2. Improving Visibility By Leveraging Data

"Black swan" disruption events result in severe demand and supply imbalances. The first response should be to ensure that services and products are obtainable to those most in need. Data-driven decisions can brace effectual response but it needs visibility into inventory, demand, capacity, finances and supply across the ecosystem. To do this, planning leaders should put more focus on the following:

Design supply maps of available supply options, inventory, and capacity availability covering the entire network.

Collaborate with customers and ecosystem partners to capture related supply shortages and demand shifts in near real-time.

3. Defining Segmentation To Prioritize Demand

Organizations can manage the pandemic impacts by prioritizing the services and products that are urgently in need. To do this, planners need to define priority micro-segments and analyze demand carefully. This process should consider combinations of customer geographies, market sales channels demographics, and products:

Utilize analytics to identify which micro-segments should be high-touch, medium-touch, and low-touch.

Define segment-specific strategies, like planning frequency, inventory norms, capacity allocations, and identify which parts of the portfolio are candidates for automated planning.

4. Evaluate Supply Chain Scenarios

Planners need insights to acknowledge the current challenges during covid confidently. To prepare, they must run simulations to predict when and where shortages and excesses are likely to occur. Besides, they should run end-to-end scenarios to get actionable insights that will optimize their operational metrics and help navigate the pandemic as effectively as possible.

Leveraging real-time insights to predict demand shifts by channel and geography (such as sudden surges in demand for specific products).

Simulate movement of on-hand, in-transit and on-order inventory and strategic positioning to meet predicted demand.

Escalate the supply base by analyzing potential supply scenarios to assess the capacity of alternative and existing sources. Utilize supply chain digital twins to model this accurately.

Simulate production capacities to set up the existing high-touch portfolio or repurpose capabilities for new and critical in-demand products (like masks, hand sanitizers, other personal protective equipment and necessities).

What's Next For Supply Chain Planning

In the coming times, Supply chain leaders must take immediate actions to sustain these critical business operations and make timely decisions.
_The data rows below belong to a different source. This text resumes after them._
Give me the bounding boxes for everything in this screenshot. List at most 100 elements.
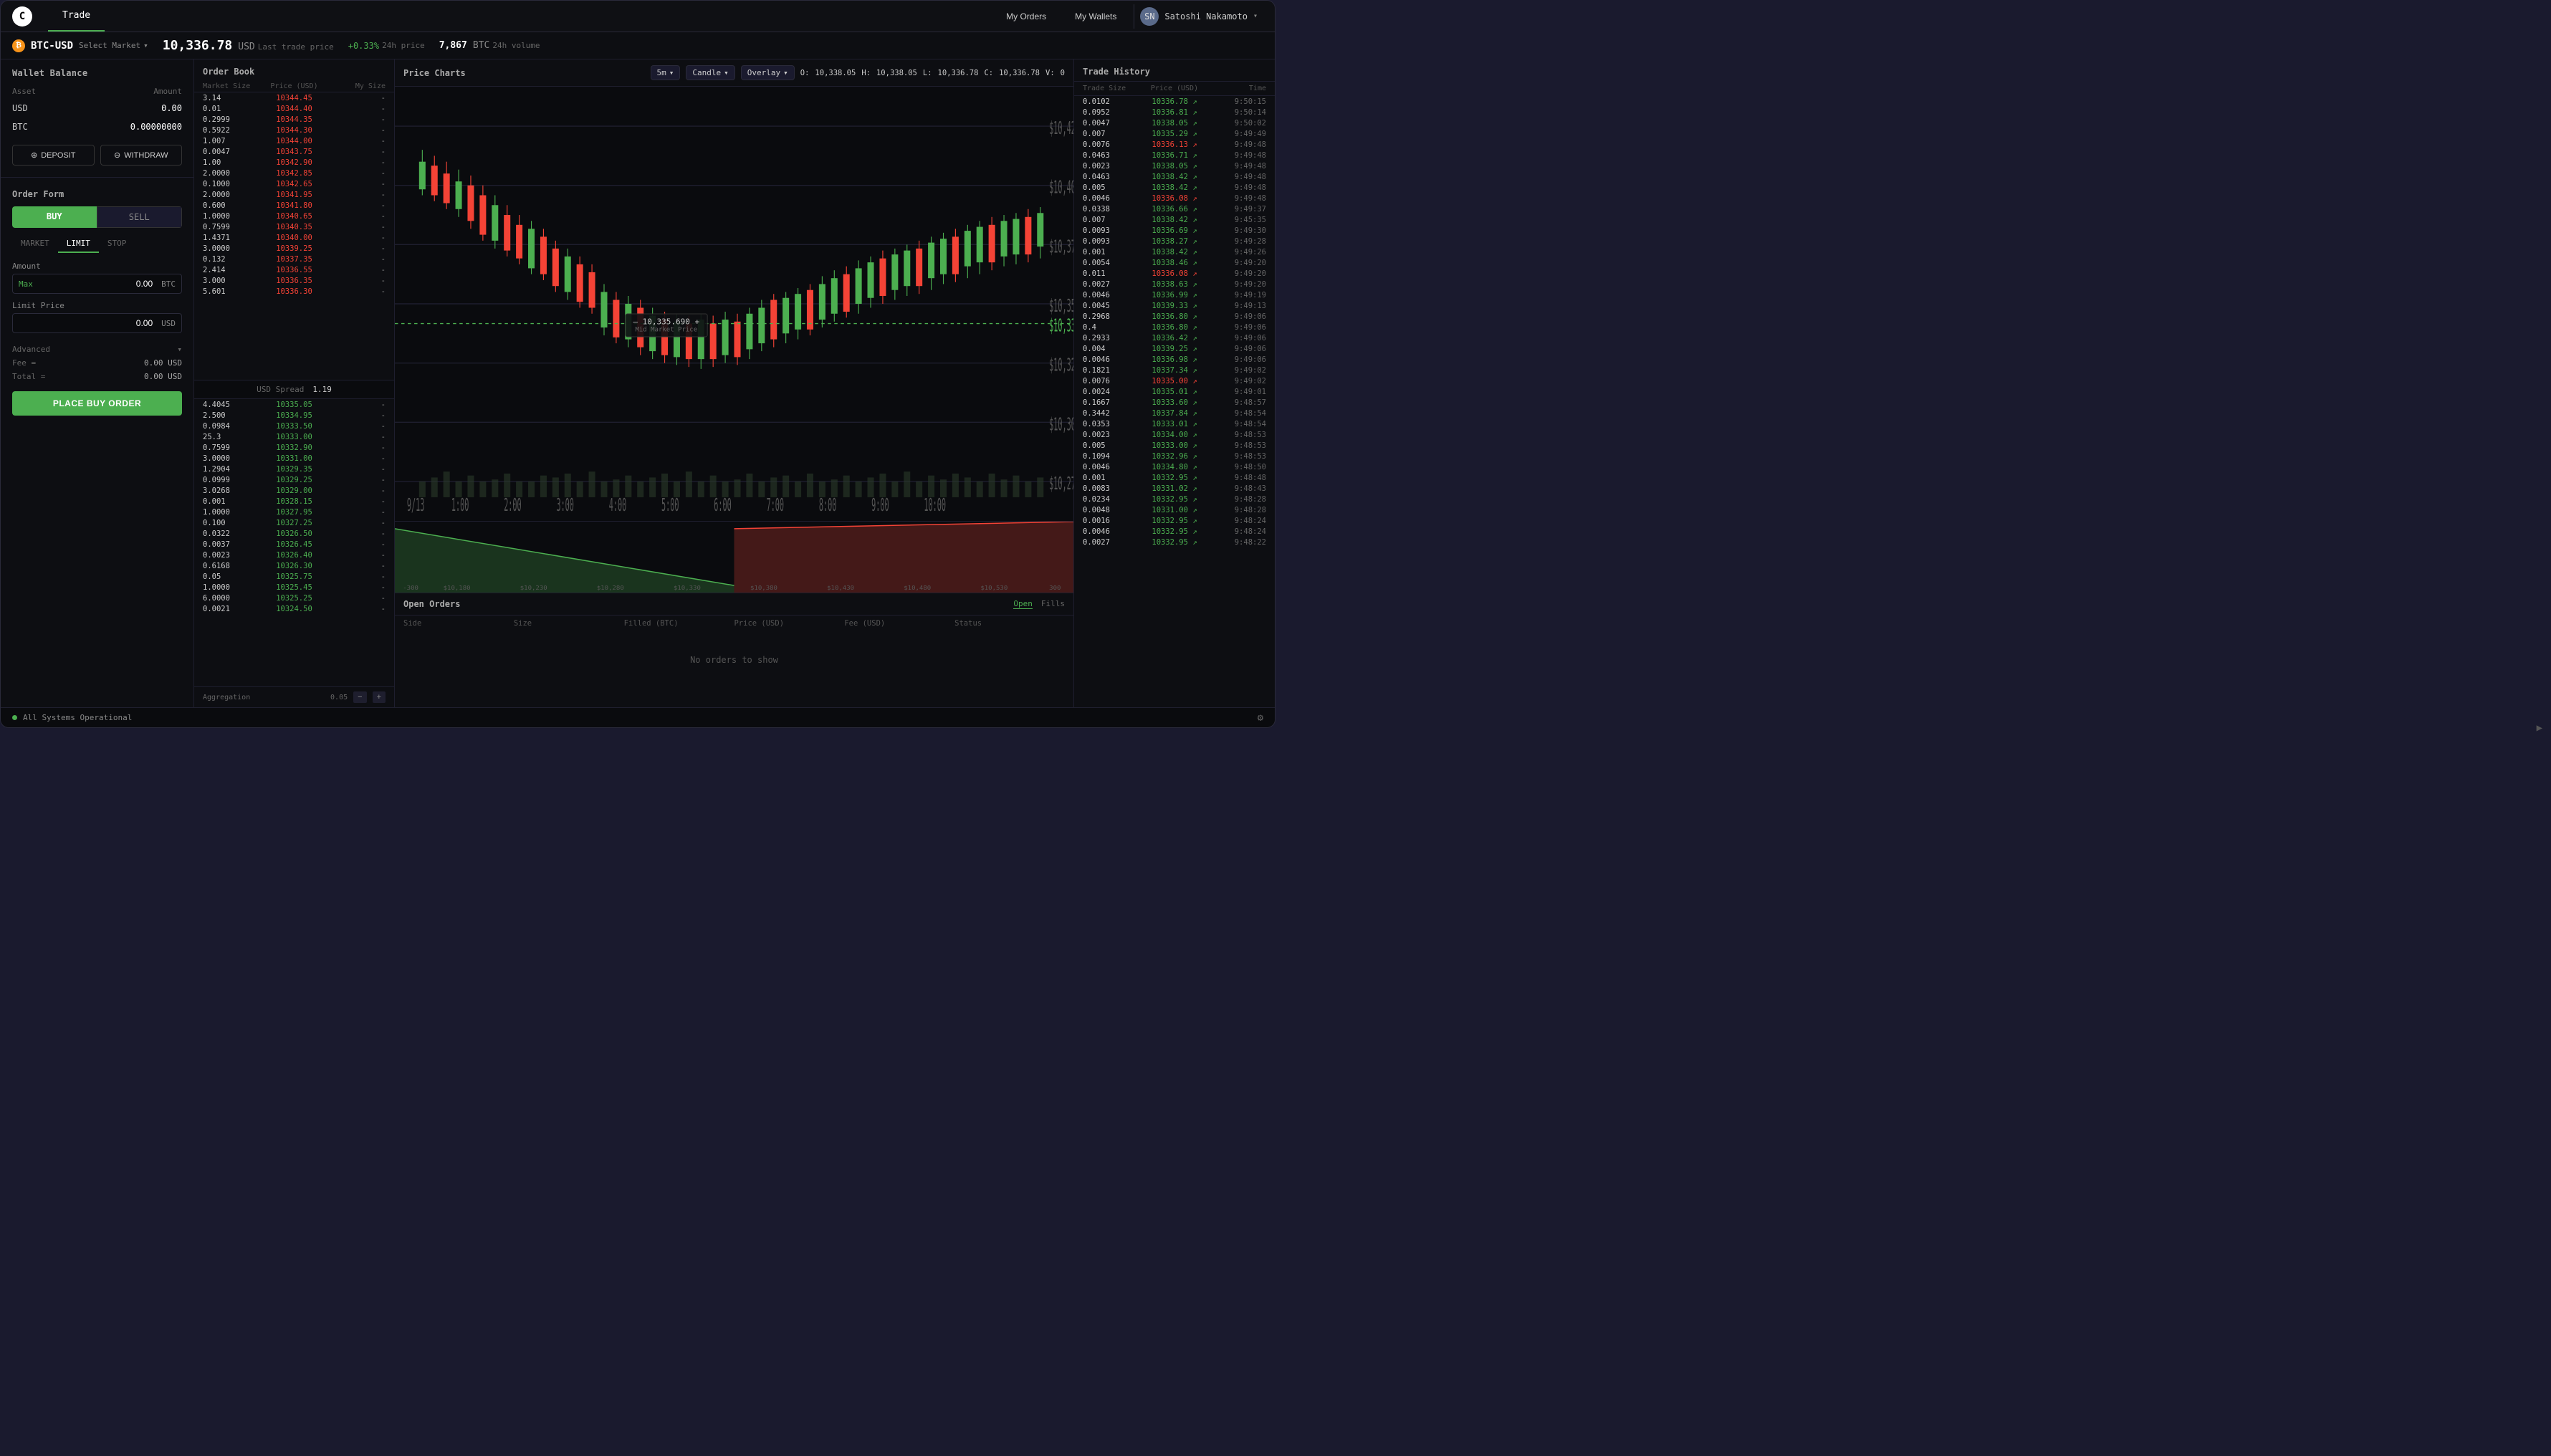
th-price: 10336.08 ↗	[1144, 194, 1205, 203]
order-book-sell-row[interactable]: 1.0010342.90-	[194, 157, 394, 168]
max-prefix[interactable]: Max	[13, 275, 39, 293]
amount-input[interactable]	[39, 274, 155, 293]
trade-history-columns: Trade Size Price (USD) Time	[1074, 82, 1275, 96]
order-book-sell-row[interactable]: 0.60010341.80-	[194, 200, 394, 211]
ob-size: 0.0047	[203, 148, 264, 156]
trade-history-row: 0.004610334.80 ↗9:48:50	[1074, 461, 1275, 472]
ob-price: 10325.25	[264, 594, 325, 603]
fills-tab[interactable]: Fills	[1041, 599, 1065, 609]
ob-price: 10344.45	[264, 94, 325, 102]
th-price: 10336.71 ↗	[1144, 151, 1205, 160]
ob-price: 10337.35	[264, 255, 325, 264]
trade-history-rows: 0.010210336.78 ↗9:50:150.095210336.81 ↗9…	[1074, 96, 1275, 707]
order-book-buy-row[interactable]: 6.000010325.25-	[194, 593, 394, 603]
th-time: 9:49:49	[1205, 130, 1266, 138]
app-logo[interactable]: C	[12, 6, 32, 27]
order-book-buy-row[interactable]: 1.290410329.35-	[194, 464, 394, 474]
order-book-buy-row[interactable]: 1.000010325.45-	[194, 582, 394, 593]
order-book-buy-row[interactable]: 0.00110328.15-	[194, 496, 394, 507]
order-book-buy-row[interactable]: 0.032210326.50-	[194, 528, 394, 539]
sell-tab[interactable]: SELL	[97, 206, 183, 228]
market-tab[interactable]: MARKET	[12, 235, 58, 253]
order-book-sell-row[interactable]: 0.004710343.75-	[194, 146, 394, 157]
order-book-sell-row[interactable]: 0.13210337.35-	[194, 254, 394, 264]
ob-size: 2.0000	[203, 191, 264, 199]
trade-tab[interactable]: Trade	[48, 1, 105, 32]
th-price: 10338.42 ↗	[1144, 216, 1205, 224]
order-book-sell-row[interactable]: 3.1410344.45-	[194, 92, 394, 103]
depth-chart[interactable]: -300 300 $10,180 $10,230 $10,280 $10,330…	[395, 521, 1073, 593]
order-book-sell-row[interactable]: 5.60110336.30-	[194, 286, 394, 297]
order-book-buy-row[interactable]: 0.616810326.30-	[194, 560, 394, 571]
aggregation-decrease-button[interactable]: −	[353, 691, 366, 703]
th-price: 10338.05 ↗	[1144, 162, 1205, 171]
deposit-button[interactable]: ⊕ DEPOSIT	[12, 145, 95, 166]
order-book-buy-row[interactable]: 3.026810329.00-	[194, 485, 394, 496]
order-book-buy-row[interactable]: 3.000010331.00-	[194, 453, 394, 464]
limit-tab[interactable]: LIMIT	[58, 235, 99, 253]
trade-history-row: 0.046310336.71 ↗9:49:48	[1074, 150, 1275, 161]
order-book-buy-row[interactable]: 0.10010327.25-	[194, 517, 394, 528]
th-size: 0.1667	[1083, 398, 1144, 407]
order-book-sell-row[interactable]: 0.592210344.30-	[194, 125, 394, 135]
price-change-label: 24h price	[382, 41, 425, 50]
price-chart-area[interactable]: $10,425 $10,400 $10,375 $10,350 $10,336.…	[395, 87, 1073, 521]
chevron-down-icon: ▾	[1253, 12, 1258, 20]
withdraw-button[interactable]: ⊖ WITHDRAW	[100, 145, 183, 166]
order-book-buy-row[interactable]: 25.310333.00-	[194, 431, 394, 442]
th-time: 9:48:22	[1205, 538, 1266, 547]
order-book-sell-row[interactable]: 2.000010342.85-	[194, 168, 394, 178]
svg-text:4:00: 4:00	[609, 495, 626, 516]
timeframe-dropdown[interactable]: 5m ▾	[651, 65, 681, 80]
ob-size: 6.0000	[203, 594, 264, 603]
aggregation-value: 0.05	[330, 694, 348, 701]
order-book-sell-row[interactable]: 0.100010342.65-	[194, 178, 394, 189]
stop-tab[interactable]: STOP	[99, 235, 135, 253]
overlay-dropdown[interactable]: Overlay ▾	[741, 65, 795, 80]
th-price: 10336.98 ↗	[1144, 355, 1205, 364]
order-book-sell-row[interactable]: 1.000010340.65-	[194, 211, 394, 221]
select-market-dropdown[interactable]: Select Market ▾	[79, 41, 148, 50]
order-book-buy-row[interactable]: 0.003710326.45-	[194, 539, 394, 550]
settings-icon[interactable]: ⚙	[1258, 712, 1263, 724]
th-size: 0.011	[1083, 269, 1144, 278]
th-time: 9:49:20	[1205, 269, 1266, 278]
order-book-sell-row[interactable]: 0.759910340.35-	[194, 221, 394, 232]
order-book-buy-row[interactable]: 0.098410333.50-	[194, 421, 394, 431]
order-form-section: Order Form BUY SELL MARKET LIMIT STOP Am…	[1, 181, 193, 707]
order-book-buy-row[interactable]: 0.002310326.40-	[194, 550, 394, 560]
order-book-sell-row[interactable]: 2.41410336.55-	[194, 264, 394, 275]
order-book-buy-row[interactable]: 2.50010334.95-	[194, 410, 394, 421]
advanced-toggle[interactable]: Advanced ▾	[12, 340, 182, 358]
order-book-sell-row[interactable]: 1.437110340.00-	[194, 232, 394, 243]
order-book-buy-row[interactable]: 1.000010327.95-	[194, 507, 394, 517]
order-book-sell-row[interactable]: 1.00710344.00-	[194, 135, 394, 146]
spread-label: USD Spread	[257, 385, 304, 394]
trade-history-row: 0.023410332.95 ↗9:48:28	[1074, 494, 1275, 504]
ob-mysize: -	[325, 583, 386, 592]
order-book-buy-row[interactable]: 0.0510325.75-	[194, 571, 394, 582]
my-orders-button[interactable]: My Orders	[995, 7, 1058, 26]
order-book-buy-rows: 4.404510335.05-2.50010334.95-0.098410333…	[194, 399, 394, 686]
my-wallets-button[interactable]: My Wallets	[1063, 7, 1128, 26]
ob-mysize: -	[325, 115, 386, 124]
wallet-balance-title: Wallet Balance	[1, 59, 193, 84]
svg-text:8:00: 8:00	[819, 495, 836, 516]
order-book-sell-row[interactable]: 0.0110344.40-	[194, 103, 394, 114]
order-book-buy-row[interactable]: 0.099910329.25-	[194, 474, 394, 485]
limit-price-input[interactable]	[13, 314, 155, 332]
order-book-buy-row[interactable]: 4.404510335.05-	[194, 399, 394, 410]
order-book-buy-row[interactable]: 0.759910332.90-	[194, 442, 394, 453]
order-book-sell-row[interactable]: 3.00010336.35-	[194, 275, 394, 286]
order-book-sell-row[interactable]: 3.000010339.25-	[194, 243, 394, 254]
buy-tab[interactable]: BUY	[12, 206, 97, 228]
chart-type-dropdown[interactable]: Candle ▾	[686, 65, 734, 80]
order-book-sell-row[interactable]: 2.000010341.95-	[194, 189, 394, 200]
open-orders-section: Open Orders Open Fills Side Size Filled …	[395, 593, 1073, 707]
aggregation-increase-button[interactable]: +	[373, 691, 386, 703]
status-text: All Systems Operational	[23, 713, 132, 722]
place-order-button[interactable]: PLACE BUY ORDER	[12, 391, 182, 416]
order-book-sell-row[interactable]: 0.299910344.35-	[194, 114, 394, 125]
order-book-buy-row[interactable]: 0.002110324.50-	[194, 603, 394, 614]
open-tab[interactable]: Open	[1013, 599, 1033, 609]
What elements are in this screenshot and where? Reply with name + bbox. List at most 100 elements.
There is a crucial requirement for leaders to address the crisis in the short-term while utilizing responsible strategies to build a resilient supply chain for the future.

The recommended key actions:

Develop digital platforms to unbolt the value of your data. Invest in applied intelligence to enable real-time visibility, digital technologies and enhance decision-making in execution and planning. This will improve the responsiveness and agility of the supply chain.

Reshape supply chain planning capabilities (such as integrated network planning, data science, and scenario analytics).

Flexibility in the network is the key to a resilient supply chain. Evaluate the network to identify flexible manufacturing and production opportunities to nourish the supply base with reduced risk. Explore options for distribution capacity and flexible warehouses by leveraging third parties, or dynamic and flexible fulfillment.

Final Thoughts

Henceforth, Organization should consider Anaplan for their supply chain planning as it revolutionizes how companies manage their supply chain. When all key stakeholders operate from one cloud-based platform, connections are built, and business goals come into view. When all planners work from unified data on a single platform, they can make adjustments to each component while ensuring that the entire ecosystem continues to work in complete harmony.

Presently, organizations have an opportunity to utilize this tough time to discover where investments are required, evolve the supply chain planning function, and reposition the organization to better support business growth once economies rebound.